United Water has until April 1 to submit a schedule for the project.
Steven Goudsmith, a company rep, told Patch that the schedule is still being developed.
The average Hillsdale homeowner could see a school tax increase of more than $200 next year.
The proposed $48 million Pascack Valley Regional Schools budget would include increases for average homeowners in Hillsdale, River Vale and Montvale, according to Business Administrator Yas Usami. The average Woodcliff Lake homeowner would see a decrease.
In Hillsdale, that means an increase of $127 for a property assessed at $549,000. The Hillsdale K-8 district's budget would cause an additional increase of $99 for that same property, for a total increase of $226 in school taxes next year if both budgets are approved by the county and the respective school boards.
United Water is seeking approval from the state for an 18 percent rate increase, the company said.
The company said it needs $30 million generated by the higher fees to pay for infrastructure upgrades and other expenses.

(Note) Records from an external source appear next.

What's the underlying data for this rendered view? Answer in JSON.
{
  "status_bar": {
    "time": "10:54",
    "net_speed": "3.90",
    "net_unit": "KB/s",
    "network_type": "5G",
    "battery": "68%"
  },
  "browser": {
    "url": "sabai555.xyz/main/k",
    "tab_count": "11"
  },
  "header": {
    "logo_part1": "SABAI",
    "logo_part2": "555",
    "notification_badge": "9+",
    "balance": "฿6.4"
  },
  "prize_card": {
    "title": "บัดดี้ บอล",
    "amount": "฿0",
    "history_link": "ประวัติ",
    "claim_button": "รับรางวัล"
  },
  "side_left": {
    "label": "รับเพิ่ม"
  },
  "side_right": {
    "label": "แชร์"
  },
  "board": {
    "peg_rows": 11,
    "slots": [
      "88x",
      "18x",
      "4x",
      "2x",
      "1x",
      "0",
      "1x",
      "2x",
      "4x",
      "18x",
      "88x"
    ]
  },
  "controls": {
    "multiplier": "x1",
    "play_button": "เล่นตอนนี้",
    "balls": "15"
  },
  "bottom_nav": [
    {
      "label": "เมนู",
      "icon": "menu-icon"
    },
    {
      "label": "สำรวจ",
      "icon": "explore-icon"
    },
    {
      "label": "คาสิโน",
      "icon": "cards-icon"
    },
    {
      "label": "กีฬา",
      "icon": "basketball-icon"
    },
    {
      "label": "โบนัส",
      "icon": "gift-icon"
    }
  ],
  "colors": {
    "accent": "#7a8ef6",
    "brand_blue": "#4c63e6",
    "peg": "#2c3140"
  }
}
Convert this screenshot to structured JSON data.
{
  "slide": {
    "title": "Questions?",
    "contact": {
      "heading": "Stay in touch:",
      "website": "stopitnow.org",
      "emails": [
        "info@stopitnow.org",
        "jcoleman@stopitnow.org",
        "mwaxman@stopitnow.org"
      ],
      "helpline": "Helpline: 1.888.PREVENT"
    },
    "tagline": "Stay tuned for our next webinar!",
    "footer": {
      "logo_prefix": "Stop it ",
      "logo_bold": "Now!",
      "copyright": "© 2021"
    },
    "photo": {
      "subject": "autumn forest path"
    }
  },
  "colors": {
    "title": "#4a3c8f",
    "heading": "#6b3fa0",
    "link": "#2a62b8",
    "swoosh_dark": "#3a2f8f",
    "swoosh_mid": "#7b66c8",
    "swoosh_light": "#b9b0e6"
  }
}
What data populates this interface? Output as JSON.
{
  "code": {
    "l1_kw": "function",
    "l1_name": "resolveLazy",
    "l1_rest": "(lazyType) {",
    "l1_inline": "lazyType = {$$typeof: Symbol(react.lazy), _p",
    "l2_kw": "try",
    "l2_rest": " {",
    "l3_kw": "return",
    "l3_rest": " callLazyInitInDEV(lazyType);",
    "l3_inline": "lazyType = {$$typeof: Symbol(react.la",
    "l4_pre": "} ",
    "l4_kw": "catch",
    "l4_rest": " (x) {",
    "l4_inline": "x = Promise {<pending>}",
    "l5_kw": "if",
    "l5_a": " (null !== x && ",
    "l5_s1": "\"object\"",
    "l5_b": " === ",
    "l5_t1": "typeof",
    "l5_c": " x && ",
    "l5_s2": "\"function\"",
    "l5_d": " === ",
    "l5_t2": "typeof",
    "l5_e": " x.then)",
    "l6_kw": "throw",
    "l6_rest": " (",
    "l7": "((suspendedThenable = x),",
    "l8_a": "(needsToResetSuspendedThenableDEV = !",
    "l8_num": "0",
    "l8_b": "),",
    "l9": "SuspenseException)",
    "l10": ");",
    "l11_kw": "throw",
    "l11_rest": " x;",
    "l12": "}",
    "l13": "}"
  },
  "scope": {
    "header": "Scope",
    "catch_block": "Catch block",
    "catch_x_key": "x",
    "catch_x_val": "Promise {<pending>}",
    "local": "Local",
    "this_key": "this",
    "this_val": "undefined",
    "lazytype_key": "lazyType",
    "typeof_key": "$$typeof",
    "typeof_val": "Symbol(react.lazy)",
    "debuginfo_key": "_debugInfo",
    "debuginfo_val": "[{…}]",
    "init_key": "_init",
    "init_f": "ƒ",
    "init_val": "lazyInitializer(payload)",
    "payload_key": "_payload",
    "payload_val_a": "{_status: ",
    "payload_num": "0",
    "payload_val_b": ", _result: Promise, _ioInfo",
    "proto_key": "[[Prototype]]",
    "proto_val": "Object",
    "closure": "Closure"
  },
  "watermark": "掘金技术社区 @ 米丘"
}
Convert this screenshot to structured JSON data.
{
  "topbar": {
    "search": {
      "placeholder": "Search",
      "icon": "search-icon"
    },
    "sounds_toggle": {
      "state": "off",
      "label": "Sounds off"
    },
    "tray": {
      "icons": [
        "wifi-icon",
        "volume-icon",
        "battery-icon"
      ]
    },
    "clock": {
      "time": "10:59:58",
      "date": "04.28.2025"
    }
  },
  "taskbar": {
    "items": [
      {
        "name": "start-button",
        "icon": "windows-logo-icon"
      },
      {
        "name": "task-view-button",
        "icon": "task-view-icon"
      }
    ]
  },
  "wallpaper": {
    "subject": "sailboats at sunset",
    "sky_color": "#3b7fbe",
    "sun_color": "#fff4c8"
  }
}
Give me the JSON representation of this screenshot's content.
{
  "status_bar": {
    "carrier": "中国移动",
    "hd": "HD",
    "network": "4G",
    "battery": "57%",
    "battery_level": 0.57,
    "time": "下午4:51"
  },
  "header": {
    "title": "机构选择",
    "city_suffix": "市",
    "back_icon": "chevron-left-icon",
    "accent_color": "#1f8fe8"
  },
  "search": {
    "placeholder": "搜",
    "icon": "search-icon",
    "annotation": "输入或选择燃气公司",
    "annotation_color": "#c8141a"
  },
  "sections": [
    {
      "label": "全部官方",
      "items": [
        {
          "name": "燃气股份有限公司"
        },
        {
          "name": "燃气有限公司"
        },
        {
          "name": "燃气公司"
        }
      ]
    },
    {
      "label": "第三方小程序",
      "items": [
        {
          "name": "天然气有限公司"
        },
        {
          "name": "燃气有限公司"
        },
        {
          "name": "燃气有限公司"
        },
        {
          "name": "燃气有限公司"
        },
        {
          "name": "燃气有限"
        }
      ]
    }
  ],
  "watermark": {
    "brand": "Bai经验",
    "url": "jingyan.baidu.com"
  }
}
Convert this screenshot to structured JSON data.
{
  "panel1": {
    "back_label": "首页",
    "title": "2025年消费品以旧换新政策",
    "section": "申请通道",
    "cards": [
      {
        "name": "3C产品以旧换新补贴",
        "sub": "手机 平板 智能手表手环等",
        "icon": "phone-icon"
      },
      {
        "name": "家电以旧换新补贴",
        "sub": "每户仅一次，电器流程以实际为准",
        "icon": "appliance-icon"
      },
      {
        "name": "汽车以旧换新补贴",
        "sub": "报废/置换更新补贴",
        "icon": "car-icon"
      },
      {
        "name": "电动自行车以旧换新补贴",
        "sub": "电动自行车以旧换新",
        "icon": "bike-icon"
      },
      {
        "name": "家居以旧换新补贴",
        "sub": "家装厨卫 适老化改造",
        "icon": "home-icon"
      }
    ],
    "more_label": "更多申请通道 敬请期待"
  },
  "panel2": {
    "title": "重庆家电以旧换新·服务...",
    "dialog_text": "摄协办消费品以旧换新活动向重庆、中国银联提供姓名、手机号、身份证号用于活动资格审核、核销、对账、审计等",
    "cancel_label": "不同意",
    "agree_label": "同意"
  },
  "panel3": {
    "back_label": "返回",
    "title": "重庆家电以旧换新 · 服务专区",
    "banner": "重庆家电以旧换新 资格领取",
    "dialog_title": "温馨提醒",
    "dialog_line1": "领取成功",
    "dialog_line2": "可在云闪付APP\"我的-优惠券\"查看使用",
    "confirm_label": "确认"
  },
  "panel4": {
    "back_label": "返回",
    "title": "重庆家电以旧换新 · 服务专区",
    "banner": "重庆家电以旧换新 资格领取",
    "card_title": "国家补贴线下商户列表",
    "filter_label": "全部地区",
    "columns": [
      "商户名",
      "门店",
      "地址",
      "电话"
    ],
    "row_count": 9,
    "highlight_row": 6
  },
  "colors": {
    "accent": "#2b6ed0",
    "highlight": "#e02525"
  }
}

A permanent memorial to Joan D'Alessandro, the 7-year-old Hillsdale girl who was murdered in 1973, will be built in front of the Hillsdale train station.
Joan's mother, Rosemarie D'Alessandro, previously asked the borough Council if they could put the "white butterfly garden" in Veteran's Park. Officials said they were open to the idea, but Mayor Max Arnowitz said some vets he had spoken to were opposed to including it in the park.
Since then, officials met with D'Alessandro and they agreed to the new location in front of the train station.
Less than a century ago, Hillsdale was a town with shootings, arsons and bank robberies.
That history has now been preserved in a new book by Hillsdale Police Sgt. Sean Smith. The book, The History of the Hillsdale Police Department 1898-1979 features historic photos, newspaper articles and other accounts of goings-on in the borough.
A truck spilled cement as it climbed the steep hill on Wearimus Road in Washington Township Monday morning.
The truck drove off, leaving the cement on the road. Township Police said it was likely the driver didn't realize the spill had occured.
Police diverted traffic through Hillsdale while a crew from the DPW cleaned up the mess.